A Denver police officer involved in the deadly shooting of a 17-year-old girl may have been injured trying to get out of the way of a stolen car the teenager was driving, the police chief said Thursday.

The possibility raised during a preliminary investigation of the shooting clouded Chief Robert White's initial statement that two of his officers opened fire after one was struck by the car.

The shooting occurred early Monday after the officers found Jessica Hernandez and four other teenagers inside the car in an alley. White said the officers told the teens several times to get out of the vehicle.

He wouldn't comment further on the sequence of events or what prompted the officers to fire, and emphasized that the investigation was in its early stages.

A passenger in the car, who spoke to the Associated Press on condition of anonymity because of safety concerns, has disputed the official account, saying officers came up on the car from behind and fired four times into the driver's-side window.

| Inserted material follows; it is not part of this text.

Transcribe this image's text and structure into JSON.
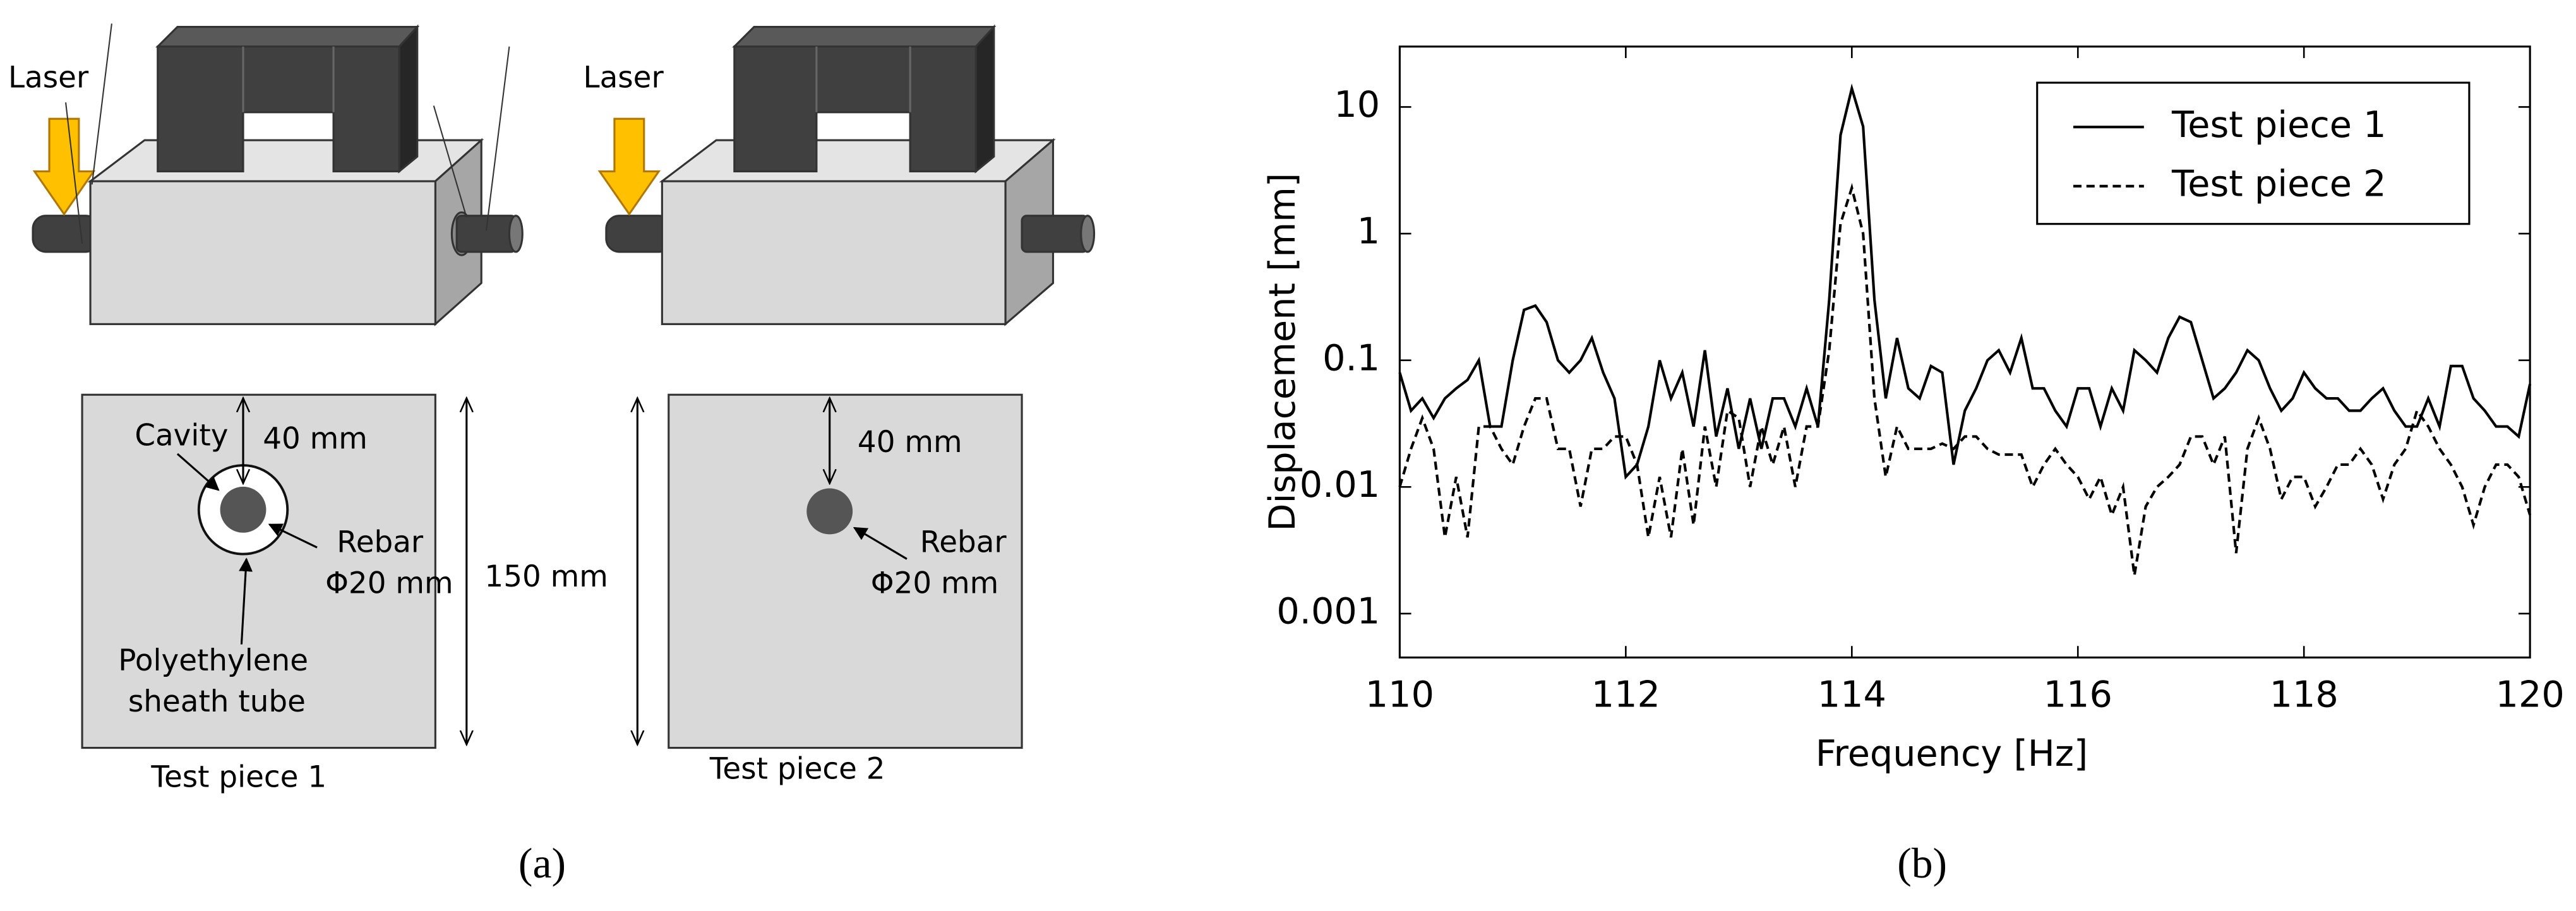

The passenger also said that the officers did not yell any commands before they fired, and that the car struck the officer after Hernandez was shot and lost control of the vehicle. Officer Gabriel Jordan suffered a fractured leg.

Department policy encourages officers to move out of the way of a moving car rather than use their firearm. But it allows them to shoot if they have no other reasonable way to prevent death or serious injury.

White said he could not judge whether Jordan and fellow Officer Daniel Greene acted appropriately until criminal and internal investigations were complete.

White didn't immediately know who stole the car or who reported it missing. None of the teens in the vehicle was armed and none has been charged with a crime, police said.

It was the fourth time in seven months that a Denver officer fired at a moving vehicle after perceiving it as a threat. The incidents have prompted the department and an independent monitor for the city to review policies and training related to such shootings. White said his review would study cases over the last two years.